How to Simulate Mobile Cloud Computing Projects OMNeT++

To simulate the Mobile Cloud Computing (MCC) projects within OMNeT++ that comprises modeling the communication among the mobile devices and cloud infrastructures. In an MCC scenario, mobile devices offload computation to cloud servers or edge computing nodes, enhancing the efficiency, performance, and battery life. We can incorporate mobile networking, cloud computing, and offloading methods in the simulation environment OMNeT++.

Below is a step-by-step instruction to simulate MCC projects using OMNeT++:

Steps to Simulate Mobile Cloud Computing Projects in OMNeT++

  1. Install OMNeT++ and Required Frameworks
  • OMNeT++: We can download and install OMNeT++ from omnetpp.org.
  • INET Framework: Download and install the INET framework from inet.omnetpp.org. INET supports networking protocols (e.g., TCP, UDP, Wi-Fi, LTE) required for communication among the mobile devices and cloud servers.
  • SimuLTE (optional): If we are using LTE/5G as part of the mobile communication, install SimuLTE or Simu5G to mimic LTE/5G networks that are general within MCC scenarios.
  1. Understand the MCC Concepts

In Mobile Cloud Computing, the simple components are:

  • Mobile Devices: Devices (smartphones, IoT devices), which generate tasks needing the computation or storage.
  • Cloud Server/Edge Node: The remote cloud or closest edge node in which mobile devices offload tasks.
  • Network Communication: The communication path among the mobile devices and cloud servers, normally through Wi-Fi, LTE, or 5G networks.
  • Task Offloading: The process in which mobile devices are transmit tasks to be calculated by the cloud, edge node, or another powerful resource.
  1. Set Up the MCC Network Topology in NED

In the NED file, we describe the mobile devices, access points (Wi-Fi or LTE), and cloud servers. The following is an instance for a simple MCC scenario:

network MCC_Network

{

submodules:

mobileDevice1: WirelessHost;

mobileDevice2: WirelessHost;

accessPoint: Ieee80211AccessPoint;  // Wi-Fi access point

cloudServer: StandardHost;         // Cloud server to offload tasks

connections:

mobileDevice1.wlanNic <–> Ieee80211Link <–> accessPoint.wlan;

mobileDevice2.wlanNic <–> Ieee80211Link <–> accessPoint.wlan;

accessPoint.ethg++ <–> EthLink <–> cloudServer.ethg++;

}

  • WirelessHost: Denotes mobile devices, which connect through wireless (Wi-Fi/LTE).
  • Ieee80211AccessPoint: Signifies the Wi-Fi access point that connects mobile devices to the cloud server.
  • StandardHost: Denotes the cloud server or edge node.
  1. Configure Network Communication and Task Offloading in INI File

The .ini file describes the metrics for communication protocols, task offloading strategies, and network settings.

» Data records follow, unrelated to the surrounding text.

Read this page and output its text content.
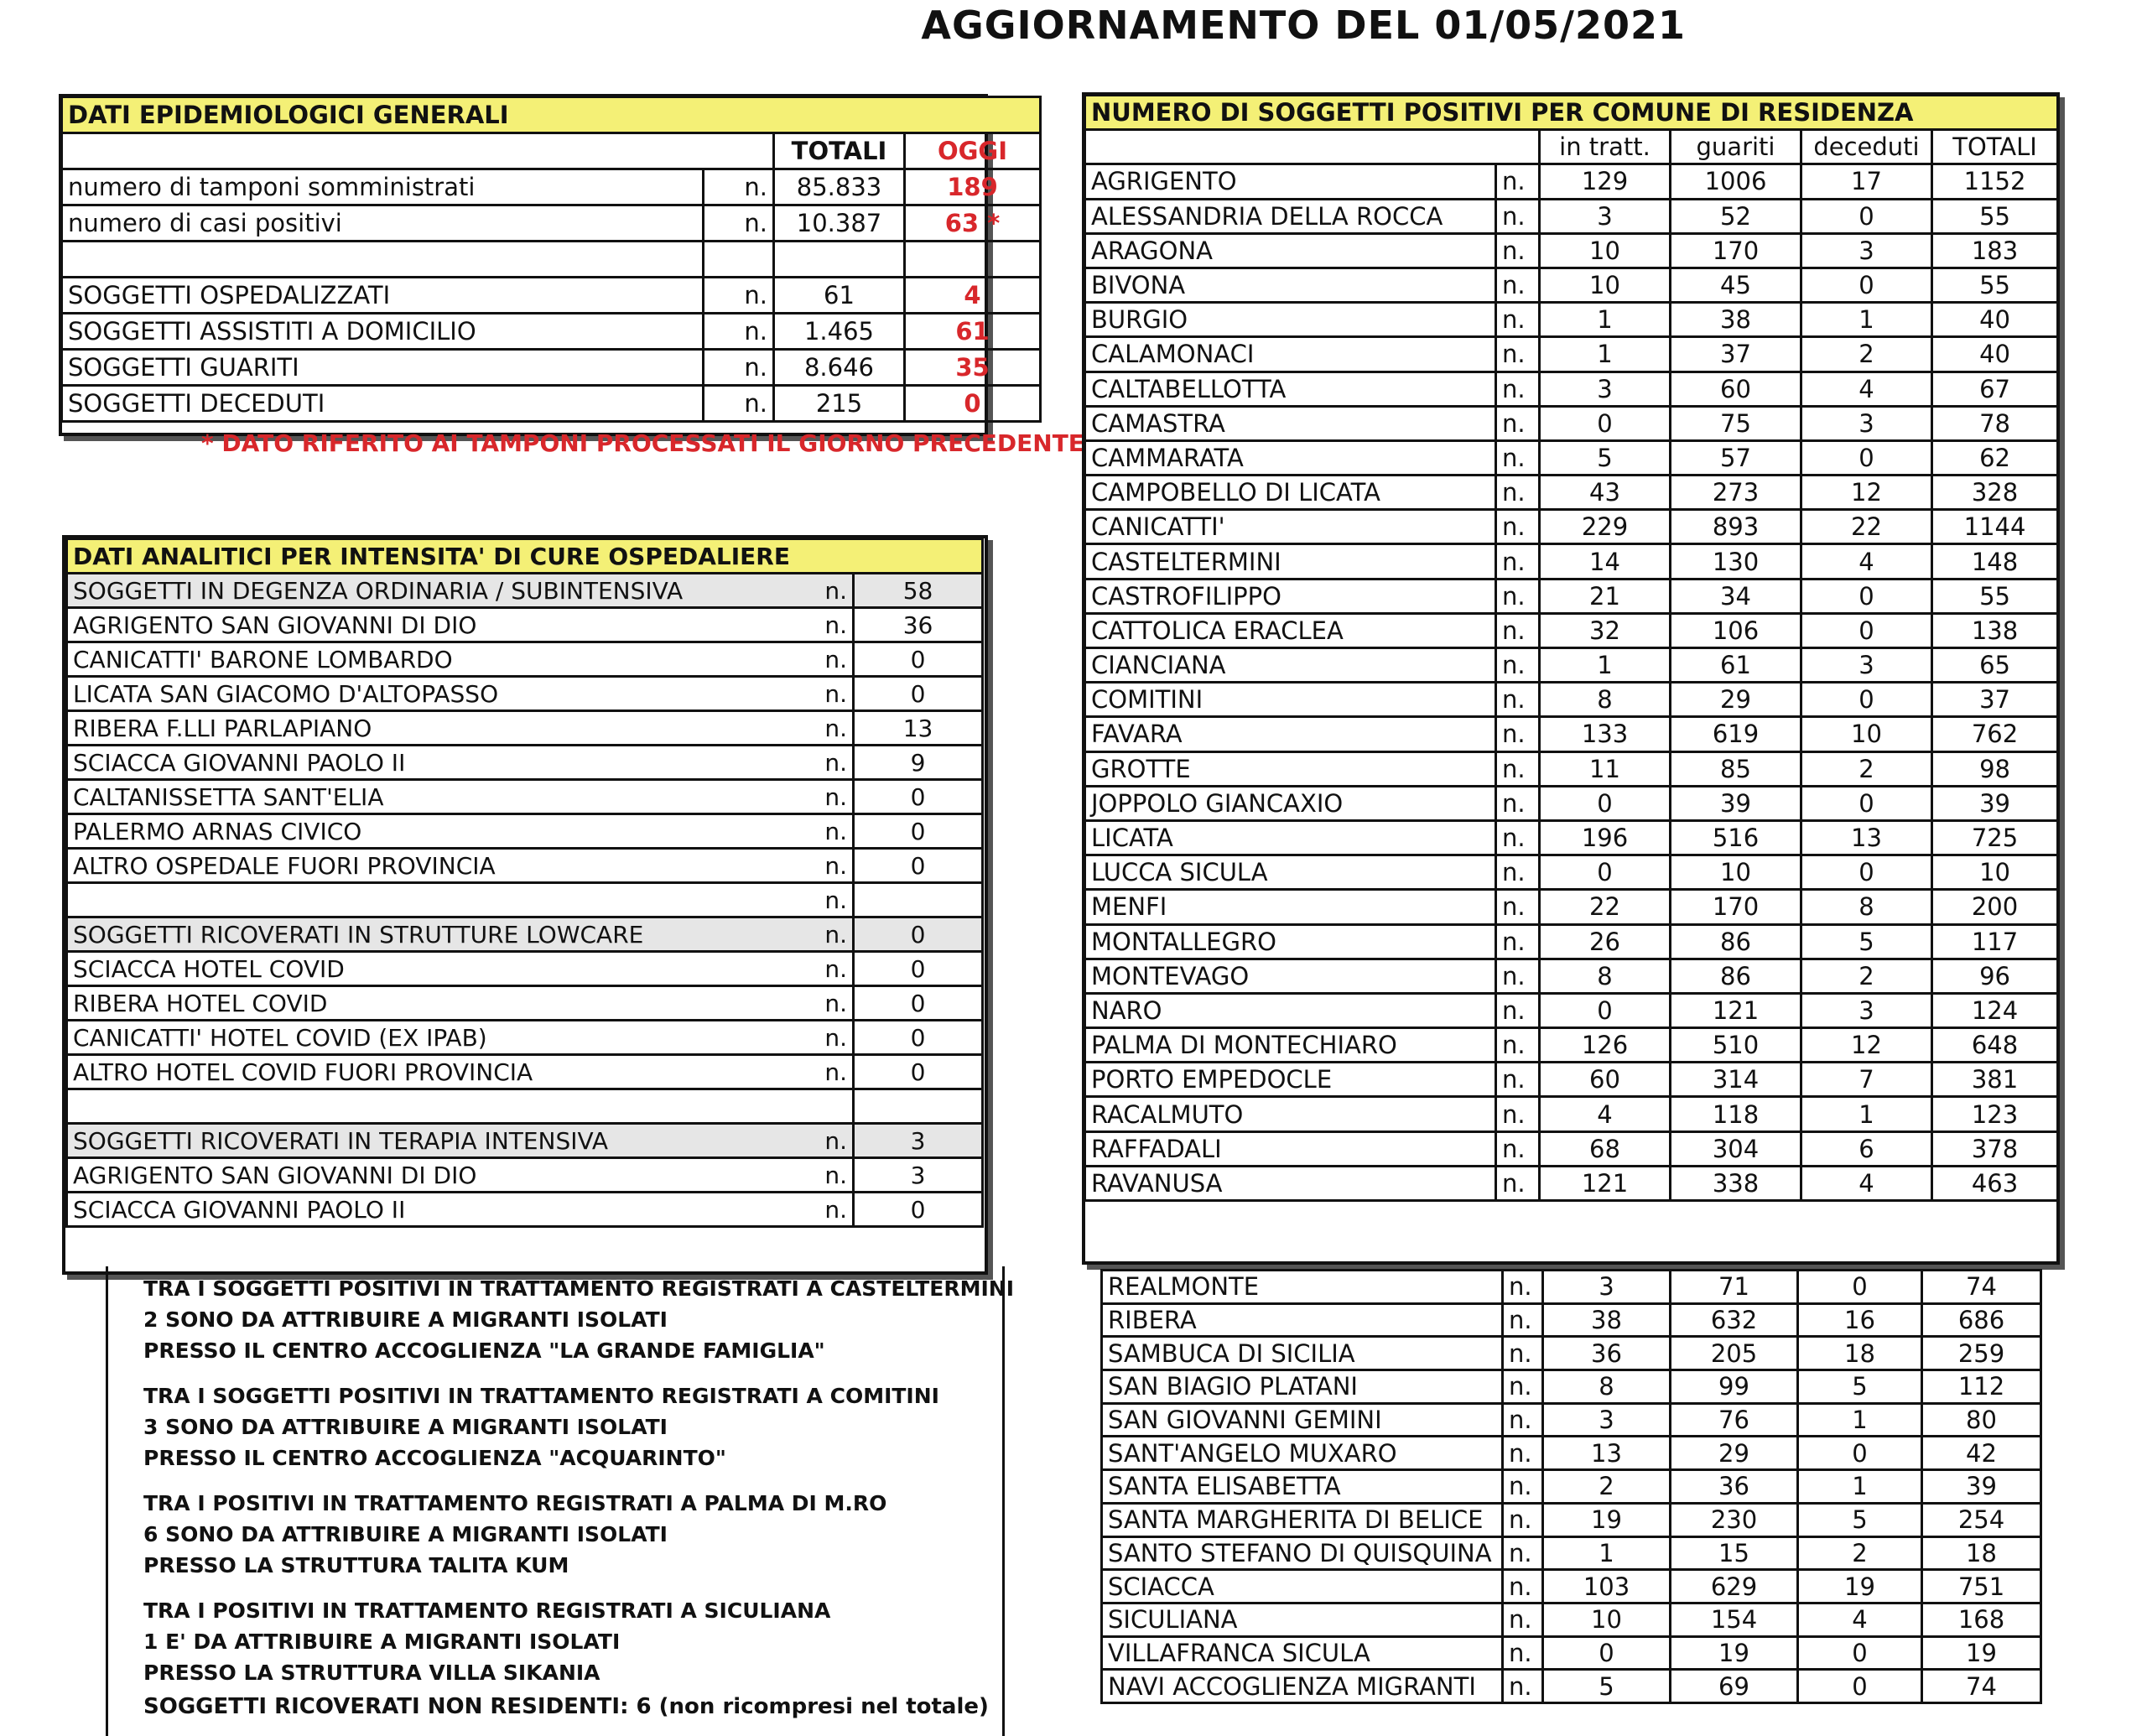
AGGIORNAMENTO DEL 01/05/2021
DATI EPIDEMIOLOGICI GENERALI			
		TOTALI	OGGI
numero di tamponi somministrati	n.	85.833	189
numero di casi positivi	n.	10.387	63 *

SOGGETTI OSPEDALIZZATI	n.	61	4
SOGGETTI ASSISTITI A DOMICILIO	n.	1.465	61
SOGGETTI GUARITI	n.	8.646	35
SOGGETTI DECEDUTI	n.	215	0
* DATO RIFERITO AI TAMPONI PROCESSATI IL GIORNO PRECEDENTE
DATI ANALITICI PER INTENSITA' DI CURE OSPEDALIERE		
SOGGETTI IN DEGENZA ORDINARIA / SUBINTENSIVA	n.	58
AGRIGENTO SAN GIOVANNI DI DIO	n.	36
CANICATTI' BARONE LOMBARDO	n.	0
LICATA SAN GIACOMO D'ALTOPASSO	n.	0
RIBERA F.LLI PARLAPIANO	n.	13
SCIACCA GIOVANNI PAOLO II	n.	9
CALTANISSETTA SANT'ELIA	n.	0
PALERMO ARNAS CIVICO	n.	0
ALTRO OSPEDALE FUORI PROVINCIA	n.	0
	n.	
SOGGETTI RICOVERATI IN STRUTTURE LOWCARE	n.	0
SCIACCA HOTEL COVID	n.	0
RIBERA HOTEL COVID	n.	0
CANICATTI' HOTEL COVID (EX IPAB)	n.	0
ALTRO HOTEL COVID FUORI PROVINCIA	n.	0

SOGGETTI RICOVERATI IN TERAPIA INTENSIVA	n.	3
AGRIGENTO SAN GIOVANNI DI DIO	n.	3
SCIACCA GIOVANNI PAOLO II	n.	0
TRA I SOGGETTI POSITIVI IN TRATTAMENTO REGISTRATI A CASTELTERMINI
2 SONO DA ATTRIBUIRE A MIGRANTI ISOLATI
PRESSO IL CENTRO ACCOGLIENZA "LA GRANDE FAMIGLIA"
TRA I SOGGETTI POSITIVI IN TRATTAMENTO REGISTRATI A COMITINI
3 SONO DA ATTRIBUIRE A MIGRANTI ISOLATI
PRESSO IL CENTRO ACCOGLIENZA "ACQUARINTO"
TRA I POSITIVI IN TRATTAMENTO REGISTRATI A PALMA DI M.RO
6 SONO DA ATTRIBUIRE A MIGRANTI ISOLATI
PRESSO LA STRUTTURA TALITA KUM
TRA I POSITIVI IN TRATTAMENTO REGISTRATI A SICULIANA
1 E' DA ATTRIBUIRE A MIGRANTI ISOLATI
PRESSO LA STRUTTURA VILLA SIKANIA
SOGGETTI RICOVERATI NON RESIDENTI: 6 (non ricompresi nel totale)
NUMERO DI SOGGETTI POSITIVI PER COMUNE DI RESIDENZA					
		in tratt.	guariti	deceduti	TOTALI
AGRIGENTO	n.	129	1006	17	1152
ALESSANDRIA DELLA ROCCA	n.	3	52	0	55
ARAGONA	n.	10	170	3	183
BIVONA	n.	10	45	0	55
BURGIO	n.	1	38	1	40
CALAMONACI	n.	1	37	2	40
CALTABELLOTTA	n.	3	60	4	67
CAMASTRA	n.	0	75	3	78
CAMMARATA	n.	5	57	0	62
CAMPOBELLO DI LICATA	n.	43	273	12	328
CANICATTI'	n.	229	893	22	1144
CASTELTERMINI	n.	14	130	4	148
CASTROFILIPPO	n.	21	34	0	55
CATTOLICA ERACLEA	n.	32	106	0	138
CIANCIANA	n.	1	61	3	65
COMITINI	n.	8	29	0	37
FAVARA	n.	133	619	10	762
GROTTE	n.	11	85	2	98
JOPPOLO GIANCAXIO	n.	0	39	0	39
LICATA	n.	196	516	13	725
LUCCA SICULA	n.	0	10	0	10
MENFI	n.	22	170	8	200
MONTALLEGRO	n.	26	86	5	117
MONTEVAGO	n.	8	86	2	96
NARO	n.	0	121	3	124
PALMA DI MONTECHIARO	n.	126	510	12	648
PORTO EMPEDOCLE	n.	60	314	7	381
RACALMUTO	n.	4	118	1	123
RAFFADALI	n.	68	304	6	378
RAVANUSA	n.	121	338	4	463
REALMONTE	n.	3	71	0	74
RIBERA	n.	38	632	16	686
SAMBUCA DI SICILIA	n.	36	205	18	259
SAN BIAGIO PLATANI	n.	8	99	5	112
SAN GIOVANNI GEMINI	n.	3	76	1	80
SANT'ANGELO MUXARO	n.	13	29	0	42
SANTA ELISABETTA	n.	2	36	1	39
SANTA MARGHERITA DI BELICE	n.	19	230	5	254
SANTO STEFANO DI QUISQUINA	n.	1	15	2	18
SCIACCA	n.	103	629	19	751
SICULIANA	n.	10	154	4	168
VILLAFRANCA SICULA	n.	0	19	0	19
NAVI ACCOGLIENZA MIGRANTI	n.	5	69	0	74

Instance configuration for Wi-Fi communication and offloading tasks from mobile devices to the cloud:

[General]

network = MCC_Network

sim-time-limit = 300s

# Wi-Fi access point and communication settings

*.accessPoint.wlan.radio.transmitter.power = 50mW

*.mobileDevice1.wlanNic.radio.transmitter.power = 20mW

*.mobileDevice2.wlanNic.radio.transmitter.power = 20mW

# Task offloading application on mobile devices

*.mobileDevice1.numApps = 1

*.mobileDevice1.app[0].typename = “TaskOffloadingApp”

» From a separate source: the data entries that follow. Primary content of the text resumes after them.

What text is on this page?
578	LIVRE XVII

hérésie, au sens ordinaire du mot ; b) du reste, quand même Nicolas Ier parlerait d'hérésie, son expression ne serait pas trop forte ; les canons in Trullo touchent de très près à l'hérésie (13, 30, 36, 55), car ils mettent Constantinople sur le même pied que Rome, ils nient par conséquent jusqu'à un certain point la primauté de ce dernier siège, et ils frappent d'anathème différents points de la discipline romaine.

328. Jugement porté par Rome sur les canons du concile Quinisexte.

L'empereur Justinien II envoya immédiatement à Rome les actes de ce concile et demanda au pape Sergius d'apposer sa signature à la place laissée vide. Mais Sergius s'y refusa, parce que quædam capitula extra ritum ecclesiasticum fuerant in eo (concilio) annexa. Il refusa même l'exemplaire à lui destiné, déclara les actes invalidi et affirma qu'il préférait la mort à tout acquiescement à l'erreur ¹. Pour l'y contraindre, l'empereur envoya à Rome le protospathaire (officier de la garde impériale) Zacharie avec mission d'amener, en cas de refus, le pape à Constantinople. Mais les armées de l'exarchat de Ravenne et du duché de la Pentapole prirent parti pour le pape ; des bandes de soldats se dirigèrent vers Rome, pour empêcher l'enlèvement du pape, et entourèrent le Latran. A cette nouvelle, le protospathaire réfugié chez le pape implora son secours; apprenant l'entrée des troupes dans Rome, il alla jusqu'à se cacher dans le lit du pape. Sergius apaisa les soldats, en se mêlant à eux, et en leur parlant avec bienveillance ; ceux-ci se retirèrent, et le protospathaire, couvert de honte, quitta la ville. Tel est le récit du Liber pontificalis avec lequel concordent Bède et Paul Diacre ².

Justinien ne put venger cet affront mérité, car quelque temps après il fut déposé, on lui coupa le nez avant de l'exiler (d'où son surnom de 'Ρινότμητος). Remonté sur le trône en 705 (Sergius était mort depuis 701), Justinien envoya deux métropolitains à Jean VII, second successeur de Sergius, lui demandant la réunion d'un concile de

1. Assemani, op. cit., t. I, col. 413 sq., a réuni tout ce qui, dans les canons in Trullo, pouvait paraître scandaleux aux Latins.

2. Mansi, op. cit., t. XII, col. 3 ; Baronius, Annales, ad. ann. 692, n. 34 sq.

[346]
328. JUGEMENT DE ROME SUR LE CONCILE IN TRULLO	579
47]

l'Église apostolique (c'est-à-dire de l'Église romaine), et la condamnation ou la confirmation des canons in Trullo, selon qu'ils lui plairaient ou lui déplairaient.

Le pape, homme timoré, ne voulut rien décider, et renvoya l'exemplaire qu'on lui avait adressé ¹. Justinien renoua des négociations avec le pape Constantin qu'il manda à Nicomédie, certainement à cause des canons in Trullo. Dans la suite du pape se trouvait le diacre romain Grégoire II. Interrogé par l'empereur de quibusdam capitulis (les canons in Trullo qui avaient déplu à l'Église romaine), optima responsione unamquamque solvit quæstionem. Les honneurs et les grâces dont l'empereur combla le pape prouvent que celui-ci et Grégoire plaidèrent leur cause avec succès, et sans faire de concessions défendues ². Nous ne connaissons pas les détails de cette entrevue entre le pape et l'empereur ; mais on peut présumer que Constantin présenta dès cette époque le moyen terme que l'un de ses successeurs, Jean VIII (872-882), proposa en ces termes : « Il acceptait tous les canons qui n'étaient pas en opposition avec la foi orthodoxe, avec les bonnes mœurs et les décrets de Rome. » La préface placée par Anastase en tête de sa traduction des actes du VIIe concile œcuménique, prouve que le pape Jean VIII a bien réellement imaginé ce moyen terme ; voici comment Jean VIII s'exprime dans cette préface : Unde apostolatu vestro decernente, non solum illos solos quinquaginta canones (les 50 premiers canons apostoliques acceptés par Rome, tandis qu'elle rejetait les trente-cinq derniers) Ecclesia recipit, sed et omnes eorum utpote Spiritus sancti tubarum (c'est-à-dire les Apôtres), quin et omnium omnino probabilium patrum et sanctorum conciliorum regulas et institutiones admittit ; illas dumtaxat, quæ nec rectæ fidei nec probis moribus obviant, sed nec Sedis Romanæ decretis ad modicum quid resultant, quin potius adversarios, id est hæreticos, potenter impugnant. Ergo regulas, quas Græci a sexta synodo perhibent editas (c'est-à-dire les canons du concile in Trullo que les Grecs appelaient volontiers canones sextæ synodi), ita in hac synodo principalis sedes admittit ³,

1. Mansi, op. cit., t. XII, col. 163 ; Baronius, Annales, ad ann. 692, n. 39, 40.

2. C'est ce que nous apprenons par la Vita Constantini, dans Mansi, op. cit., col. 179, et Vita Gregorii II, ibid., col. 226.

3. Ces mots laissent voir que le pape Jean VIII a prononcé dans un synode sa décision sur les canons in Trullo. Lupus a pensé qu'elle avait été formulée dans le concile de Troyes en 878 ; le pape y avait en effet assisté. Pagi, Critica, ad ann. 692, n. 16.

*.mobileDevice1.app[0].destAddresses = “cloudServer”

*.mobileDevice1.app[0].taskSize = 500KB

*.mobileDevice1.app[0].taskDeadline = 10s

*.mobileDevice2.numApps = 1

*.mobileDevice2.app[0].typename = “TaskOffloadingApp”

*.mobileDevice2.app[0].destAddresses = “cloudServer”

*.mobileDevice2.app[0].taskSize = 1MB

*.mobileDevice2.app[0].taskDeadline = 15s

  • TaskOffloadingApp: Custom application which replicates offloading tasks from mobile devices to the cloud server.
  • taskSize: Size of the task to be offloaded (in KB or MB).
  • taskDeadline: The deadline for the task completion.
  1. Implement Task Offloading Logic

In the TaskOffloadingApp module, we can mimic the task offloading mechanism in which mobile devices are transmit computationally intensive tasks to the cloud server.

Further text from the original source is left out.